Конец игры | страница 36



Он вспомнил, как Гелена после двух лет замужества вдруг забеременела. И в нем родилась надежда, что это событие наконец благотворно скажется на отношении матери: ну пусть она не терпит Гелену в роли жены своего сына, но какой-то врожденный женский инстинкт должен же заставить ее уважать, ну хотя бы терпеть Гелену как будущую мать, которая носит под сердцем потомка семьи Славиков.

Мать тогда жила одна — уже прошло три года после смерти отца — в трехкомнатной квартире, в центре города, между тем как они ютились в старом сыром домишке с длинным двором. На дворе была общая уборная для всех семи семейств, обогревались они вечно дымящей печью, о ванной могли только мечтать (правда, мать сделала единственный благородный жест — позволила им раз в неделю пользоваться своей ванной), короче, это было одно из тех временных обиталищ, которые уже лет десять были обречены на снос. Но жилищный кризис в Братиславе, несмотря на крупное строительство, не только не шел на убыль, но и возрастал — а потому даже на эти конурки в соответствующем районном национальном комитете существовала длинная очередь. Просто чудо из чудес, что Гелене удалось получить хотя бы такое жилье, кто знает, чего ей это стоило, лучше даже не думать…

— «Черны, как ночь, глаза твои, не плачь, от горя выцветут они…» — напевал водитель; перевесив левую руку через опущенное стекло и едва касаясь руля пальцами правой руки, он весело мчался по ночной набережной Дуная со скоростью, которая снова оживила здоровый инстинкт самосохранения девицы Лапшанской.

— Скажите, пожалуйста, не могли бы вы чуть сбавить скорость и держать руль обеими руками? — пролепетала она скромно, сдавленным от страха голосом.

— Еще чего!

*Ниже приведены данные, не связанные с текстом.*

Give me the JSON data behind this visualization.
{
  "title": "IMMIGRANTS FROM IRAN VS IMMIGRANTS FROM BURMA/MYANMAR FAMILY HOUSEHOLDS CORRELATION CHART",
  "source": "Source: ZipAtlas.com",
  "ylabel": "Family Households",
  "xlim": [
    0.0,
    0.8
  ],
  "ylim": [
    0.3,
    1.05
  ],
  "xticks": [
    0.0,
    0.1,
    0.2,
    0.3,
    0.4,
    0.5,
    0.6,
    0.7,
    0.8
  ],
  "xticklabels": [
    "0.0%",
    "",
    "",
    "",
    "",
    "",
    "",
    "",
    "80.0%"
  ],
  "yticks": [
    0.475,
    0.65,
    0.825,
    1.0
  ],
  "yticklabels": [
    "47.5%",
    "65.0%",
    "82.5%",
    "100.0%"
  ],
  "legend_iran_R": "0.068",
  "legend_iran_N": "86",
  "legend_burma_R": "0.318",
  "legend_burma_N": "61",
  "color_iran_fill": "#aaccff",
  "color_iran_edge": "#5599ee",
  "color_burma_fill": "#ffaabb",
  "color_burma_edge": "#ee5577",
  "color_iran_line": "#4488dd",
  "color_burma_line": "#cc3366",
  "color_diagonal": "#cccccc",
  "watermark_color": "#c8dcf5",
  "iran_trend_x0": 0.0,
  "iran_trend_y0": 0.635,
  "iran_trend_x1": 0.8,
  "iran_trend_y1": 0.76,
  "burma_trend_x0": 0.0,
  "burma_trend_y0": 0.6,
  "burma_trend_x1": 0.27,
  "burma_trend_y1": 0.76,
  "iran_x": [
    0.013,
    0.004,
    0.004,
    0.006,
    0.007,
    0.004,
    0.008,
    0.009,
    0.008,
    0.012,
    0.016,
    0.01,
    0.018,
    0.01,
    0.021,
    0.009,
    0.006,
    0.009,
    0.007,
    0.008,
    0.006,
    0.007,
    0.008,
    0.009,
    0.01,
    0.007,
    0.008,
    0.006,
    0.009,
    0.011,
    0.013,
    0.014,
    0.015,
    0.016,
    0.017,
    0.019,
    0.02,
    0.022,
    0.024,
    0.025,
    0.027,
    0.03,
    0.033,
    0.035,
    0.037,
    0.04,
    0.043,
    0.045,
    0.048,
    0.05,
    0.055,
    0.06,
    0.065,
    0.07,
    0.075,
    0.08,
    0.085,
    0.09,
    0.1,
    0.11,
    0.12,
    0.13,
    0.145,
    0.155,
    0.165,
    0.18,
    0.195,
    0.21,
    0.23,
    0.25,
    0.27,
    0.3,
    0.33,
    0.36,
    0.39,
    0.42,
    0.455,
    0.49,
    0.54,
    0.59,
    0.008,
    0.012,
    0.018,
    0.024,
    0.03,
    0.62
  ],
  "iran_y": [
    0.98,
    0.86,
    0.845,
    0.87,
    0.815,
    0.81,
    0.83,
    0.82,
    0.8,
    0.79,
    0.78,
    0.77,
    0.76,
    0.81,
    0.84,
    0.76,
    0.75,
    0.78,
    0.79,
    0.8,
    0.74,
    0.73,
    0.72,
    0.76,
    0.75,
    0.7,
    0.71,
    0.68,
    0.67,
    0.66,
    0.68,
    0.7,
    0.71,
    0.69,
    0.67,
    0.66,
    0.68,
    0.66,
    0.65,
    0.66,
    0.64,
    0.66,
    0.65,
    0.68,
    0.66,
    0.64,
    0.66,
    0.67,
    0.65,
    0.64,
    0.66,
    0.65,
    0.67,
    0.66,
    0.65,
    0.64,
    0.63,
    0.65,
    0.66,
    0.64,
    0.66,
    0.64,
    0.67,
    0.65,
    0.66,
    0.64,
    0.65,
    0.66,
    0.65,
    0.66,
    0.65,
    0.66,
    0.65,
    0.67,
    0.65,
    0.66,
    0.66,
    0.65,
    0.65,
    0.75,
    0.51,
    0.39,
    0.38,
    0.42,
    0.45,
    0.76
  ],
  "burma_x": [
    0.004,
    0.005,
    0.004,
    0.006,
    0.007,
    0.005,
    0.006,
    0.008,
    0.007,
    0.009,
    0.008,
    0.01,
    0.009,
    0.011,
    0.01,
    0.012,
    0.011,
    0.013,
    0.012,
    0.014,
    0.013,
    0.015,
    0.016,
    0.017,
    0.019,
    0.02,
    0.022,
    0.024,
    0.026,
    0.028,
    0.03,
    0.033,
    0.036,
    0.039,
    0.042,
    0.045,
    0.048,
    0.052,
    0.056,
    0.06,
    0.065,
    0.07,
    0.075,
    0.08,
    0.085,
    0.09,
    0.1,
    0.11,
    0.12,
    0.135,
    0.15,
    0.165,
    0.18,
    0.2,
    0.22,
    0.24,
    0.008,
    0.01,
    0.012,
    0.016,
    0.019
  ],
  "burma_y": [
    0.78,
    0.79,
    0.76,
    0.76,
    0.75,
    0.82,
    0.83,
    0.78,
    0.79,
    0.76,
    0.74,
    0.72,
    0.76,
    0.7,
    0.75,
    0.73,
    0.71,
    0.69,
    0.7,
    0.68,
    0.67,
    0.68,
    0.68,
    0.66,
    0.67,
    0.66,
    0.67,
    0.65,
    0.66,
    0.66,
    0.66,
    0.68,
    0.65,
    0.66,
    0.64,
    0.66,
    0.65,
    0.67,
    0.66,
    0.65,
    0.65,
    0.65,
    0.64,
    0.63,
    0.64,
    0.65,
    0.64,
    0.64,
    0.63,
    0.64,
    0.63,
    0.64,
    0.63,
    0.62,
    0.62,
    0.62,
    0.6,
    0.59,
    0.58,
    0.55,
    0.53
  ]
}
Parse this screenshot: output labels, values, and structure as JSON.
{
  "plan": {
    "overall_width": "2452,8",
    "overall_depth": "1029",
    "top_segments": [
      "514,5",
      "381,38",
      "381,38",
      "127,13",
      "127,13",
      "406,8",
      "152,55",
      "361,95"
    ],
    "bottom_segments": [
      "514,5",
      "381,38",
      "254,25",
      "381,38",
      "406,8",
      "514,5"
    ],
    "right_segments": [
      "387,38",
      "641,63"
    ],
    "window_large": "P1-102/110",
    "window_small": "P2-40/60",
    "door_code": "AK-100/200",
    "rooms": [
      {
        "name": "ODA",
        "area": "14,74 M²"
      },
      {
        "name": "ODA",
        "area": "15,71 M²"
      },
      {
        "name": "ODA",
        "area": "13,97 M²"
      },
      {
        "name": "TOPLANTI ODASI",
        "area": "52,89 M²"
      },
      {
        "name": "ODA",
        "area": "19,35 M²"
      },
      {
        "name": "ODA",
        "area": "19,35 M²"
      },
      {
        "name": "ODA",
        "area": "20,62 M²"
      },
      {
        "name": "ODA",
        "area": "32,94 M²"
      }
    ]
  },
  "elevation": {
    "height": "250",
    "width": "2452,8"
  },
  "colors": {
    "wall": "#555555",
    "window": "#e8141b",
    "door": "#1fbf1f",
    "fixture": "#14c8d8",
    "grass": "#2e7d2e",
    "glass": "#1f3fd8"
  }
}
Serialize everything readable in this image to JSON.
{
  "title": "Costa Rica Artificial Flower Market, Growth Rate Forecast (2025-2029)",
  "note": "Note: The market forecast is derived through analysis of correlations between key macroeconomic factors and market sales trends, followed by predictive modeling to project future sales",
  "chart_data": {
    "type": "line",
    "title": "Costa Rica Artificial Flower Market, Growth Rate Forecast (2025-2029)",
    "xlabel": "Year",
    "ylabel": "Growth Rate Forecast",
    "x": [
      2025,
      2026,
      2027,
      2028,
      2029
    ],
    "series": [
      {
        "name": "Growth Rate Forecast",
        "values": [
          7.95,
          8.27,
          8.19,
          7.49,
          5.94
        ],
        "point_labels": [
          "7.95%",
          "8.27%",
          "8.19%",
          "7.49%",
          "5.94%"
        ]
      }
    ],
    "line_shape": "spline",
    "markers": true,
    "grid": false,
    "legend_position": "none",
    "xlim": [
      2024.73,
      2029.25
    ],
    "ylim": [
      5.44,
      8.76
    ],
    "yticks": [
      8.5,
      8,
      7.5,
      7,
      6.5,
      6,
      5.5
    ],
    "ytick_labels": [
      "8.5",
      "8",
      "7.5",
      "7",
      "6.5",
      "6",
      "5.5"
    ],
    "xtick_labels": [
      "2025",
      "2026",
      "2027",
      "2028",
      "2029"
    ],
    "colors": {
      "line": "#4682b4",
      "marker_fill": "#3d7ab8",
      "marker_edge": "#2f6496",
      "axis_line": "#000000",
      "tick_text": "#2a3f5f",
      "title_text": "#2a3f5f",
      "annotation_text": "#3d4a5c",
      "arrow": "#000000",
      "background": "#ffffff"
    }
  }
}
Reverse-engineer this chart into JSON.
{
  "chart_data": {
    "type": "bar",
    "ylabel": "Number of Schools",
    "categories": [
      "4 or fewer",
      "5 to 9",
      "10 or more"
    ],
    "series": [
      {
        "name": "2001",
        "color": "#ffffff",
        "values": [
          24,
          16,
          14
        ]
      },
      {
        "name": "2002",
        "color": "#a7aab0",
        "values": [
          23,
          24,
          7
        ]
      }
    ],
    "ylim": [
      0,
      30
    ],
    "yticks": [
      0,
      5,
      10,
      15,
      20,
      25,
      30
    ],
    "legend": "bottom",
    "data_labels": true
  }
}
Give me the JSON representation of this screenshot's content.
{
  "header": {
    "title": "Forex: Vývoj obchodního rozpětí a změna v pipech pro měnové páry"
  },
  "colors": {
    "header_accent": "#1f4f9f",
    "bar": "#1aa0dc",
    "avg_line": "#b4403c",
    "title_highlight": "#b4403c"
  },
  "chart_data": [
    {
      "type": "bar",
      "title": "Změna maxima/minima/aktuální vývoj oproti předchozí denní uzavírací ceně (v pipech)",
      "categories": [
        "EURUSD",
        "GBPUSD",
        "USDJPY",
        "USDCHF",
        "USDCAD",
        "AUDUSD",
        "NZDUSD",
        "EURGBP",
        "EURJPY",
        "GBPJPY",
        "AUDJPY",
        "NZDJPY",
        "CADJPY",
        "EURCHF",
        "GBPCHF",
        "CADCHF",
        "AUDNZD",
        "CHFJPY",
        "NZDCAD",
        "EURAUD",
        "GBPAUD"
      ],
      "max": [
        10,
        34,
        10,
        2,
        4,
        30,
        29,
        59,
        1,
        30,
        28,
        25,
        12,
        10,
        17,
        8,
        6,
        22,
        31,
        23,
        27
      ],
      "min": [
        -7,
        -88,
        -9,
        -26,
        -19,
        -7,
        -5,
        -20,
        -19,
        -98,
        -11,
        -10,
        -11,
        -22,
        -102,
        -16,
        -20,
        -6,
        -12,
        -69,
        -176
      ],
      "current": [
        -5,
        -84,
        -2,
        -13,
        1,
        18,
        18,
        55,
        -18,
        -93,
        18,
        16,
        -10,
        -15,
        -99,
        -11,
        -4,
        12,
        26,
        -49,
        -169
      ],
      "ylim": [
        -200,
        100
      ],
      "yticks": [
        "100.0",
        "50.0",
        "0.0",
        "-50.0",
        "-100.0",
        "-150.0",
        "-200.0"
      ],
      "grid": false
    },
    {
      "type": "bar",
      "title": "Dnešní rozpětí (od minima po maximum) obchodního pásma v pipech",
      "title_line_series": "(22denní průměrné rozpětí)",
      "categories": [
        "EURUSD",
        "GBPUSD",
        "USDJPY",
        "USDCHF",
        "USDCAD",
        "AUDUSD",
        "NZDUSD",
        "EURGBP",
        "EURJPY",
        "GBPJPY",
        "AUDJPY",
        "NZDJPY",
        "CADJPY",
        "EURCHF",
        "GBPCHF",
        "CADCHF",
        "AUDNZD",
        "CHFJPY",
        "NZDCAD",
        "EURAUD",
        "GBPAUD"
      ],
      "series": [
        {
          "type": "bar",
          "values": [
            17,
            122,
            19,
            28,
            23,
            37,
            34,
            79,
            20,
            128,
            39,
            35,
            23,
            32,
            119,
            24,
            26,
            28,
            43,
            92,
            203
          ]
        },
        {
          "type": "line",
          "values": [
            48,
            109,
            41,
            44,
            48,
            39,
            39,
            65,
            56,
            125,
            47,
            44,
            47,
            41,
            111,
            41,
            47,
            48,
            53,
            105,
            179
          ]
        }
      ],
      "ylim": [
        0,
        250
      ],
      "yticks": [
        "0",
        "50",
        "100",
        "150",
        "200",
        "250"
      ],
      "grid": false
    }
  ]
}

Мне что, ползти, как улитка? — засмеялся водитель. — Надеюсь, вас не пугает мысль, что без вас кто-то удавится с тоски, если мы завершим это мариаталское паломничество[13] на дне Дуная. По крайней мере все заботы побоку, а та парочка-другая рыб, что дохнут со скуки в этой зловонной водичке, получат наконец хоть какой-то кайф.

— Признаюсь, для меня ваша жизненная философия абсолютно непостижима. Если вам плевать на собственную жизнь, уважайте хотя бы жизнь других, — пустилась Лапшанская в рассуждения о высоких материях.

— Мне? Мне — говорите — плевать на собственную жизнь? Уважаемая товарищ ассистентка режиссера, я собираюсь дожить еще и до четвертой мировой войны и смотреть ее по прямой телепередаче, естественно, цветной. Зачем же быть такой пессимисткой, еще язву желудка схлопочете.